I setup my netcat listener on my kali box and navigate to to gain a limited shell on the box.

I first navigate to /etc/passwd to see the real list. I find that there are three users on the box, waldo, wallaby and ircd. The IRC username has me thinking that the IRC port that I had found earlier might play a role in gaining an elevated shell. First let me check what sudo privileges these users have on this box. Using sudo -l I find that all users have no password sudo access to iptables and that waldo has no password sudo access to another directory.

 Taking a look at iptables -l I can see that the IRC port is set to Deny for external. Let's change that and see if we can get connected.
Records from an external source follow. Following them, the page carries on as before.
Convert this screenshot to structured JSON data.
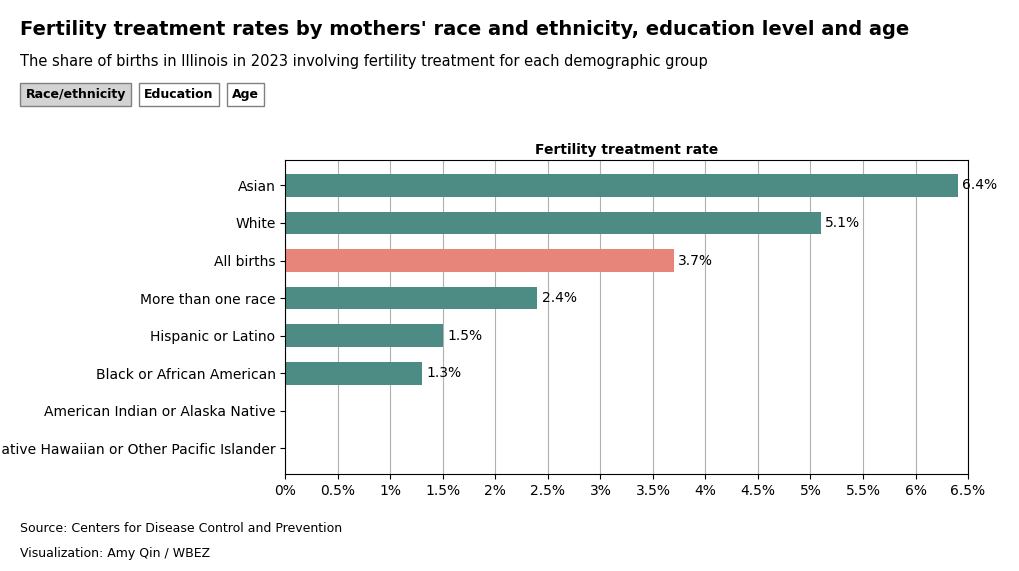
{
  "chart_data": {
    "type": "bar",
    "orientation": "horizontal",
    "title": "Fertility treatment rates by mothers' race and ethnicity, education level and age",
    "subtitle": "The share of births in Illinois in 2023 involving fertility treatment for each demographic group",
    "xlabel": "Fertility treatment rate",
    "annotations": [
      "Race/ethnicity",
      "Education",
      "Age",
      "Source: Centers for Disease Control and Prevention",
      "Visualization: Amy Qin / WBEZ"
    ],
    "categories": [
      "Asian",
      "White",
      "All births",
      "More than one race",
      "Hispanic or Latino",
      "Black or African American",
      "American Indian or Alaska Native",
      "Native Hawaiian or Other Pacific Islander"
    ],
    "values": [
      6.4,
      5.1,
      3.7,
      2.4,
      1.5,
      1.3,
      0,
      0
    ],
    "value_labels": [
      "6.4%",
      "5.1%",
      "3.7%",
      "2.4%",
      "1.5%",
      "1.3%",
      null,
      null
    ],
    "colors": [
      "#4d8b85",
      "#4d8b85",
      "#e8857a",
      "#4d8b85",
      "#4d8b85",
      "#4d8b85",
      "#4d8b85",
      "#4d8b85"
    ],
    "data_labels": true,
    "xlim": [
      0,
      6.5
    ],
    "xticks": [
      {
        "value": 0,
        "label": "0%"
      },
      {
        "value": 0.5,
        "label": "0.5%"
      },
      {
        "value": 1.0,
        "label": "1%"
      },
      {
        "value": 1.5,
        "label": "1.5%"
      },
      {
        "value": 2.0,
        "label": "2%"
      },
      {
        "value": 2.5,
        "label": "2.5%"
      },
      {
        "value": 3.0,
        "label": "3%"
      },
      {
        "value": 3.5,
        "label": "3.5%"
      },
      {
        "value": 4.0,
        "label": "4%"
      },
      {
        "value": 4.5,
        "label": "4.5%"
      },
      {
        "value": 5.0,
        "label": "5%"
      },
      {
        "value": 5.5,
        "label": "5.5%"
      },
      {
        "value": 6.0,
        "label": "6%"
      },
      {
        "value": 6.5,
        "label": "6.5%"
      }
    ],
    "grid": true
  }
}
After changing the iptables I run nmap against the box again and I am able to get more information about the IRC port.

I am now able join the IRC using Hexchat and using /list I am able to find a channel called #walabyschat. I am able to join the channel, and see that there are users already on it. Waldo and wallabysbot. Wallaby must have type of bot running on the IRC channel. Since no other information is available here, let me step back into the box and see what I can find.

Looking back at the directories on the box with my limited shell I am able to find that the home directories for the users are available for me to look at. It takes a while, but I finally find some useful information in wallaby's home folder. Apparently walabysbot is running a service called Sopel. A quick Google search later and I have found that if I type in .help I can interact with the bot and it will give me information about the commands that I can send the bot.

The bot returns a list of commands and one of them is .run. Trying .run ls gives me the response "Hold on, you aren't Waldo?" I guess I am going to have to become Waldo for the command to work. I try to use the command "/nick Waldo",  but I get the error that Waldo is already in use.

Looking back on my notes, I remember the other no password sudo command that I found. Let me take a closer look at that.

The command that waldo can sudo without password is "/usr/bin/vim /etc/apache2/sites-available/000-default.conf." This will allow vim to open 000-default.conf and I can use that to manipulate the apache server. Next I run the command who in my limited shell and find the process id of our logged in user waldo.

sudo -u waldo /usr/bin/vim /etc/apache2/sites-available/000-default.conf

Now that I know the id (666), I just need to kill the process. Using sudo and the command from earlier I open the 000-default.conf file and run !kill 666. This kill Waldo's current session. A quick check of who confirms this.

I am now able to go back to my Hexchat session and use the command /nick waldo to change my name to waldo. Once done, I can now use the .run command with the bot to issue commands on the box.

Using the commadn whoami, I find that the commands are being run as Waldo. This would be helpful if the .run command would allow for multiple words or arguments, ut it doesn't. From my research earlier looking at the home folders, I know that Sopel runs off of Python. I can create a script to run a Python reverse shell, and Waldo will be the user that runs it. This should give me a shell as Waldo.

After playing around with several options, it looks like I will have to import the script using wget into the /tmp directory. From there I need to chmod +x to allow the file to be executed.

Now all I need to do is setup a listener on my Kali box and have the IRC bot run my script.

Now that I have a Waldo shell, let me try and access the /root directory. Denied.

Checking the sudo properties for Waldo using sudo -l I can see that Waldo should have ALL access to sudo with no password. That makes things simple. I now run "sudo ls /root" and see that the flag is sitting there. A simple "sudo cat /root/flag.txt" later and I have my flag.